Southwest China's Yunnan Province plans to spend 8.4 billion yuan (US$1.1 billion) to tackle pollution in the Dianchi Lake, the largest freshwater lake on the Yunnan-Guizhou Plateau.
The fund will be used to restore the size of the lake by reversing land reclamation, plant more trees around it and set up sewage treatment plants.
The project will also include the removal of nitrogen and phosphorus from the water with biological means such as planting water weed and putting fish into the lake.
The provincial government would draw up environmental standards even stricter than national rules on pollutant discharges and sewage disposal, Governor Qin Guangrong said.
The province has submitted the spending plan to the central government for approval.
The Dianchi Lake has remained heavily polluted despite an expenditure of 4.76 billion yuan to clean it up in the past decade.

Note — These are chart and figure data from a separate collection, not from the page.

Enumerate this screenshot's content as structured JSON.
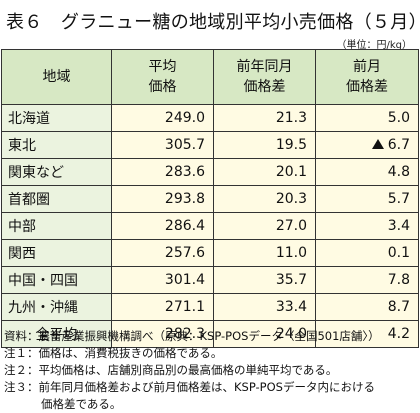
{
  "title": "表６　グラニュー糖の地域別平均小売価格（５月）",
  "unit": "（単位：円/kg）",
  "headers": {
    "region": "地域",
    "avg_line1": "平均",
    "avg_line2": "価格",
    "yoy_line1": "前年同月",
    "yoy_line2": "価格差",
    "mom_line1": "前月",
    "mom_line2": "価格差"
  },
  "rows": [
    {
      "region": "北海道",
      "avg": "249.0",
      "yoy": "21.3",
      "mom": "5.0",
      "mom_neg": false
    },
    {
      "region": "東北",
      "avg": "305.7",
      "yoy": "19.5",
      "mom": "6.7",
      "mom_neg": true
    },
    {
      "region": "関東など",
      "avg": "283.6",
      "yoy": "20.1",
      "mom": "4.8",
      "mom_neg": false
    },
    {
      "region": "首都圏",
      "avg": "293.8",
      "yoy": "20.3",
      "mom": "5.7",
      "mom_neg": false
    },
    {
      "region": "中部",
      "avg": "286.4",
      "yoy": "27.0",
      "mom": "3.4",
      "mom_neg": false
    },
    {
      "region": "関西",
      "avg": "257.6",
      "yoy": "11.0",
      "mom": "0.1",
      "mom_neg": false
    },
    {
      "region": "中国・四国",
      "avg": "301.4",
      "yoy": "35.7",
      "mom": "7.8",
      "mom_neg": false
    },
    {
      "region": "九州・沖縄",
      "avg": "271.1",
      "yoy": "33.4",
      "mom": "8.7",
      "mom_neg": false
    },
    {
      "region": "全平均",
      "avg": "282.3",
      "yoy": "24.0",
      "mom": "4.2",
      "mom_neg": false
    }
  ],
  "notes": {
    "source": "資料：農畜産業振興機構調べ（原典：KSP-POSデータ〈全国501店舗〉）",
    "note1": "注１：価格は、消費税抜きの価格である。",
    "note2": "注２：平均価格は、店舗別商品別の最高価格の単純平均である。",
    "note3_line1": "注３：前年同月価格差および前月価格差は、KSP-POSデータ内における",
    "note3_line2": "価格差である。"
  }
}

With an area of almost 300 square kilometers, the Dianchi, near the provincial capital Kunming, has been diminishing since the 1980s, threatening water supplies to Kunming, with a population of 1.5 million.

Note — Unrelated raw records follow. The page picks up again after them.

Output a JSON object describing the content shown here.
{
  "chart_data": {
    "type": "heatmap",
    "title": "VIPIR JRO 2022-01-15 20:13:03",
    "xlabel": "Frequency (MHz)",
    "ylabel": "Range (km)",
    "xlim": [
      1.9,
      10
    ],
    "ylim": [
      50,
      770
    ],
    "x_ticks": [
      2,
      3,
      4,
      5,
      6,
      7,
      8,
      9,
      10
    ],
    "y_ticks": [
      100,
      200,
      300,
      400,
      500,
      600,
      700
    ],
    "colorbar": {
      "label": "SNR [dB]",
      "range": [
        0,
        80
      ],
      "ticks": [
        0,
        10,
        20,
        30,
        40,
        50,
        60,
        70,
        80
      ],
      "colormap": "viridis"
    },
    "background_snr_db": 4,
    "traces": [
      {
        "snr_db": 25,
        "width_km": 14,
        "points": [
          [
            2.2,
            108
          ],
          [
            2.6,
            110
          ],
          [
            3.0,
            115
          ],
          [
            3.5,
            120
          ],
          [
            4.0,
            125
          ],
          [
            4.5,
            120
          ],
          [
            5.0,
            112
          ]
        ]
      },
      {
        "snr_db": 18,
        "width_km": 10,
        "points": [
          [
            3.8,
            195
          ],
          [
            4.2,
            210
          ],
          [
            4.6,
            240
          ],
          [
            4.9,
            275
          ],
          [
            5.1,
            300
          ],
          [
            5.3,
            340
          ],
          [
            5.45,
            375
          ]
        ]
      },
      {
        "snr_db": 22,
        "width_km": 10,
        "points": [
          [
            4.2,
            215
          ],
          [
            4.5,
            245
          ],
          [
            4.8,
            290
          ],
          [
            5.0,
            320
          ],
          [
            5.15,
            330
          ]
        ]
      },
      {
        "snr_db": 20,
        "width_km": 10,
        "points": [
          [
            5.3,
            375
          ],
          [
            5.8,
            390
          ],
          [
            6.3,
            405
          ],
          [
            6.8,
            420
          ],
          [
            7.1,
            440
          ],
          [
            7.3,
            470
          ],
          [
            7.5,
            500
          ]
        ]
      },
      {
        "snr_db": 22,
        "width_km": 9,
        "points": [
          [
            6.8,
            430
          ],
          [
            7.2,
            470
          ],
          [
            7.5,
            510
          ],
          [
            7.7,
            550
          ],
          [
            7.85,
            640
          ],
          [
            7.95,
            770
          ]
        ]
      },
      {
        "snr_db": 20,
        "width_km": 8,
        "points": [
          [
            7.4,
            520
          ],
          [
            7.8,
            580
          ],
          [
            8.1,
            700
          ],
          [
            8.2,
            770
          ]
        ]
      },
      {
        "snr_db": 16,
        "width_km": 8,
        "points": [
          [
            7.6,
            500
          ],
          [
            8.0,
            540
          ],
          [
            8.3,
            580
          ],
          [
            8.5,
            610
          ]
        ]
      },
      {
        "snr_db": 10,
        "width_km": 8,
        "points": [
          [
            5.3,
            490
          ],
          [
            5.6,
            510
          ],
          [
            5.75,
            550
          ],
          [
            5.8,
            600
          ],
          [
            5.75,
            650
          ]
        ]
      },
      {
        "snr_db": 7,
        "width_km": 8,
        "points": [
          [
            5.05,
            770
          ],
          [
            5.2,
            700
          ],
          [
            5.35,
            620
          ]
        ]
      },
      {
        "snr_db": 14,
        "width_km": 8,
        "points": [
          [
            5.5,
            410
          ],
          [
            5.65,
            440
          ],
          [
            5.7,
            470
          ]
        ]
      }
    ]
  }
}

"Lack of clean water inflow is the fundamental reason why it is difficult to control pollution in the Dianchi Lake," said He Bin, head of the Yunnan Provincial Academy of Environmental Science, explaining that only eight percent of inflowing water was clean.
This year the lake has suffered from blue green algae bloom, suffocating life in the lake and causing it to stink.
Erhai Lake, also in Yunnan, has been cleaned up after a series of measures, including a fishing ban for six months each year since 2004, and treatment of domestic sewage.